Typical side effects include:
- Passing a small amount of clear or bloody fluid shortly after the procedure — due to the swabbing of the cervix before the embryo transfer
- Breast tenderness due to high estrogen levels
- Mild bloating
- Mild cramping
If you develop moderate or severe pain after the embryo transfer, contact your doctor. He or she will evaluate you for complications such as infection, twisting of an ovary (ovarian torsion) and severe ovarian hyperstimulation syndrome.
About 12 days to two weeks after egg retrieval, your doctor will test a sample of your blood to detect whether you’re pregnant.
- If you’re pregnant, your doctor will refer you to an obstetrician or other pregnancy specialist for prenatal care.
- If you’re not pregnant, you’ll stop taking progesterone and likely get your period within a week. If you don’t get your period or you have unusual bleeding, contact your doctor.
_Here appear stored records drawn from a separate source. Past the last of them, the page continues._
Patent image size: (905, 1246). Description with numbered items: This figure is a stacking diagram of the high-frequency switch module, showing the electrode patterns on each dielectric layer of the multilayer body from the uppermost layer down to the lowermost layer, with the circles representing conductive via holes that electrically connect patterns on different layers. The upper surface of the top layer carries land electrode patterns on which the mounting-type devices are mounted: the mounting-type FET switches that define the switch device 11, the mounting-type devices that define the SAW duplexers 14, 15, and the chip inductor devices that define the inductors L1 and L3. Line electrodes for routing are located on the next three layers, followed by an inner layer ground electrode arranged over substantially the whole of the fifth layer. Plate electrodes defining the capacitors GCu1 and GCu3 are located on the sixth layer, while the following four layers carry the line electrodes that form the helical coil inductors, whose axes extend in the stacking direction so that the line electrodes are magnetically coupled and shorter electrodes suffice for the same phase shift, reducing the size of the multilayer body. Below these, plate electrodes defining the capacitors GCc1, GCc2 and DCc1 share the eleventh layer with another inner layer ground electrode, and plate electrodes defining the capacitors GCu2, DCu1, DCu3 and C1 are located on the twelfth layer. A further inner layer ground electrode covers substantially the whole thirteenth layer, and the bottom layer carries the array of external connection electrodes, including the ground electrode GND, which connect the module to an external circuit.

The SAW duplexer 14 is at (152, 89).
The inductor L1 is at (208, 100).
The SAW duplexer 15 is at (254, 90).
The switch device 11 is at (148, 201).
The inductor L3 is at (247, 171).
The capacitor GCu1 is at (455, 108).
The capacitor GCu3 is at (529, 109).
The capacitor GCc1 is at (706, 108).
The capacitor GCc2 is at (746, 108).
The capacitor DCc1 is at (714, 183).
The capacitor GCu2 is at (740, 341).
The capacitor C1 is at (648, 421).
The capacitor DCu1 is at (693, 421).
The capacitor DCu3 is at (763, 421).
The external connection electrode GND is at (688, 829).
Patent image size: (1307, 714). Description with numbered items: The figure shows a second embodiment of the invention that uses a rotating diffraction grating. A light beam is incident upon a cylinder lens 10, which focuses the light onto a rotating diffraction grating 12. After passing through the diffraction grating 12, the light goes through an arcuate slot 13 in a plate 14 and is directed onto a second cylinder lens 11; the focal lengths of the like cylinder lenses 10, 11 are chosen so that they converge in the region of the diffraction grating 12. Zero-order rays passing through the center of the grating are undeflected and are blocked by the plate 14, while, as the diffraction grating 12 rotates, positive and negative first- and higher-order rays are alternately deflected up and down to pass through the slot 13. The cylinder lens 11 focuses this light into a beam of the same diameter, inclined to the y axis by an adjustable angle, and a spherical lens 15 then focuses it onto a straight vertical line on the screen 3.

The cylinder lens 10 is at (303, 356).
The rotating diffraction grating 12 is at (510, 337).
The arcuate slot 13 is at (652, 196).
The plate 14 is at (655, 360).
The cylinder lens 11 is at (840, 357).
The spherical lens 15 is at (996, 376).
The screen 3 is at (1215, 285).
If you’re interested in attempting another cycle of in vitro fertilization (IVF), your doctor might suggest steps you can take to improve your chances of getting pregnant through IVF.
The chances of giving birth to a healthy baby after using IVF depend on various factors, including:
- Maternal age. The younger you are, the more likely you are to get pregnant and give birth to a healthy baby using your own eggs during IVF. Women age 41 and older are often counseled to consider using donor eggs during IVF to increase the chances of success.
- Embryo status. Transfer of embryos that are more developed is associated with higher pregnancy rates compared with less-developed embryos (day two or three). However, not all embryos survive the development process. Talk with your doctor or other care provider about your specific situation.
- Reproductive history. Women who’ve previously given birth are more likely to be able to get pregnant using IVF than are women who’ve never given birth. Success rates are lower for women who’ve previously used IVF multiple times but didn’t get pregnant.
- Cause of infertility. Having a normal supply of eggs increases your chances of being able to get pregnant using IVF. Women who have severe endometriosis are less likely to be able to get pregnant using IVF than are women who have unexplained infertility.
- Lifestyle factors. Women who smoke typically have fewer eggs retrieved during IVF and may miscarry more often. Smoking can lower a woman’s chance of success using IVF by 50%. Obesity can decrease your chances of getting pregnant and having a baby. Use of alcohol, recreational drugs, excessive caffeine and certain medications also can be harmful.
Talk with your doctor about any factors that apply to you and how they may affect your chances of a successful pregnancy.